恋人らしさを意識しすぎた1ヶ月をなんとかやり過ごし、迎えた卒業式。コサージュで彩られたセーラー服に群がられる彼を見て、私は焦った。
もしや、私が思っているよりもやつは男として魅力的なのか?
考え込んでいる間にズボンのボタンまでむしられたあいつは、台風にでも遭ったような体で着替えを取りにふらふらと部室へ向かい、フルフェイスのヘルメットをかぶって私の隣に戻ったようだった。
ここまで思い出してふと我に返ると、額が何やらむずがゆい。
最近床屋に行けていないとぼやいていた、くせ毛の茶髪が私の黒々しい前髪と混じり合って、中途半端な猫の柄のようになっている。彼のいたずらに跳ねる毛先が違和感の正体だったようだ。

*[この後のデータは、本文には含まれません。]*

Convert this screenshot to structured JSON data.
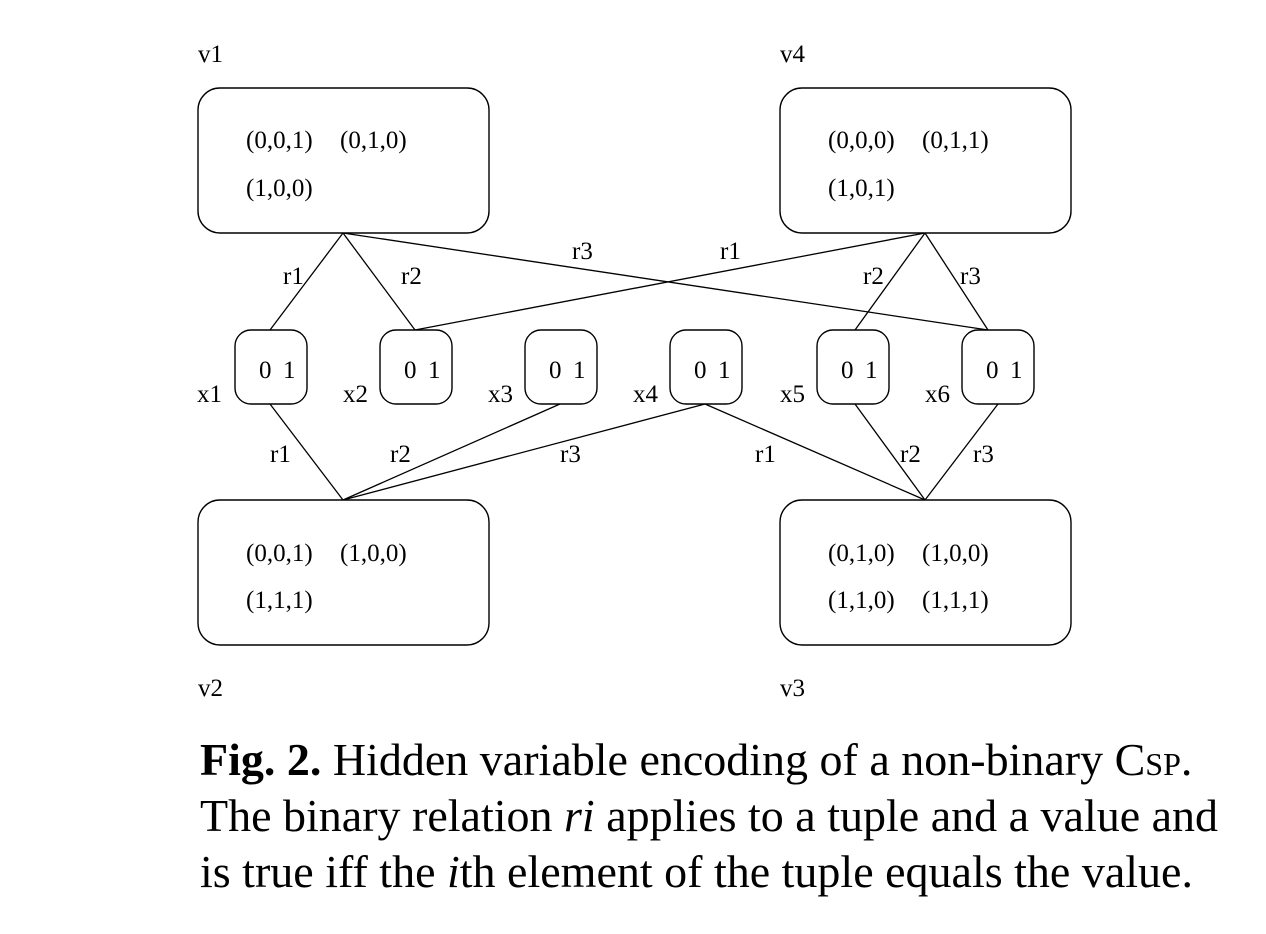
{
  "diagram": {
    "constraint_nodes": [
      {
        "id": "v1",
        "label": "v1",
        "tuples": [
          "(0,0,1)",
          "(0,1,0)",
          "(1,0,0)"
        ]
      },
      {
        "id": "v4",
        "label": "v4",
        "tuples": [
          "(0,0,0)",
          "(0,1,1)",
          "(1,0,1)"
        ]
      },
      {
        "id": "v2",
        "label": "v2",
        "tuples": [
          "(0,0,1)",
          "(1,0,0)",
          "(1,1,1)"
        ]
      },
      {
        "id": "v3",
        "label": "v3",
        "tuples": [
          "(0,1,0)",
          "(1,0,0)",
          "(1,1,0)",
          "(1,1,1)"
        ]
      }
    ],
    "variable_nodes": [
      {
        "id": "x1",
        "label": "x1",
        "domain": [
          "0",
          "1"
        ]
      },
      {
        "id": "x2",
        "label": "x2",
        "domain": [
          "0",
          "1"
        ]
      },
      {
        "id": "x3",
        "label": "x3",
        "domain": [
          "0",
          "1"
        ]
      },
      {
        "id": "x4",
        "label": "x4",
        "domain": [
          "0",
          "1"
        ]
      },
      {
        "id": "x5",
        "label": "x5",
        "domain": [
          "0",
          "1"
        ]
      },
      {
        "id": "x6",
        "label": "x6",
        "domain": [
          "0",
          "1"
        ]
      }
    ],
    "edges": [
      {
        "from": "v1",
        "to": "x1",
        "relation": "r1"
      },
      {
        "from": "v1",
        "to": "x2",
        "relation": "r2"
      },
      {
        "from": "v1",
        "to": "x6",
        "relation": "r3"
      },
      {
        "from": "v4",
        "to": "x2",
        "relation": "r1"
      },
      {
        "from": "v4",
        "to": "x5",
        "relation": "r2"
      },
      {
        "from": "v4",
        "to": "x6",
        "relation": "r3"
      },
      {
        "from": "v2",
        "to": "x1",
        "relation": "r1"
      },
      {
        "from": "v2",
        "to": "x3",
        "relation": "r2"
      },
      {
        "from": "v2",
        "to": "x4",
        "relation": "r3"
      },
      {
        "from": "v3",
        "to": "x4",
        "relation": "r1"
      },
      {
        "from": "v3",
        "to": "x5",
        "relation": "r2"
      },
      {
        "from": "v3",
        "to": "x6",
        "relation": "r3"
      }
    ]
  },
  "caption": {
    "fig_label": "Fig. 2.",
    "text_1": " Hidden variable encoding of a non-binary ",
    "csp": "Csp",
    "text_2": ". The binary relation ",
    "ri": "ri",
    "text_3": " applies to a tuple and a value and is true iff the ",
    "i": "i",
    "text_4": "th element of the tuple equals the value."
  }
}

もうここまでくれば腹をくくるしかあるまい。緊張しているのか、必要以上に突き出した唇や眦に滲む汗が可愛らしい。ただ、私の肩を掴む手はぎゅうぎゅうと力が込められていて、気づけば背も膂力も追い越されていた事実を、いわゆるおとことおんなのちがいというやつをまじまじと感じさせる。
すまない。焦っていたとはいえ、私たちにはまだ早かったよ。
照れからかそう言い出したくなる自分を押しとどめて目をつむる。
鼻息は荒くないか?リップは塗ったっけ?必要以上に目をつむっていないか?そもそも、ふたりとも目をつむって成立する物なのか?
ぐるぐると無駄に回転する思考を吹き飛ばし、勢いのまま口を合わせに向かう。
頭のゆだったこの時の私には知りようもないのだが、勢いをつけすぎた私の鼻と角度の調節が下手くそだった君の鼻とが真正面から衝突し、二人して教室の机と制服を真っ赤に染めることになる。5年もすれば笑い話になるだろう、私たちらしい失敗だ。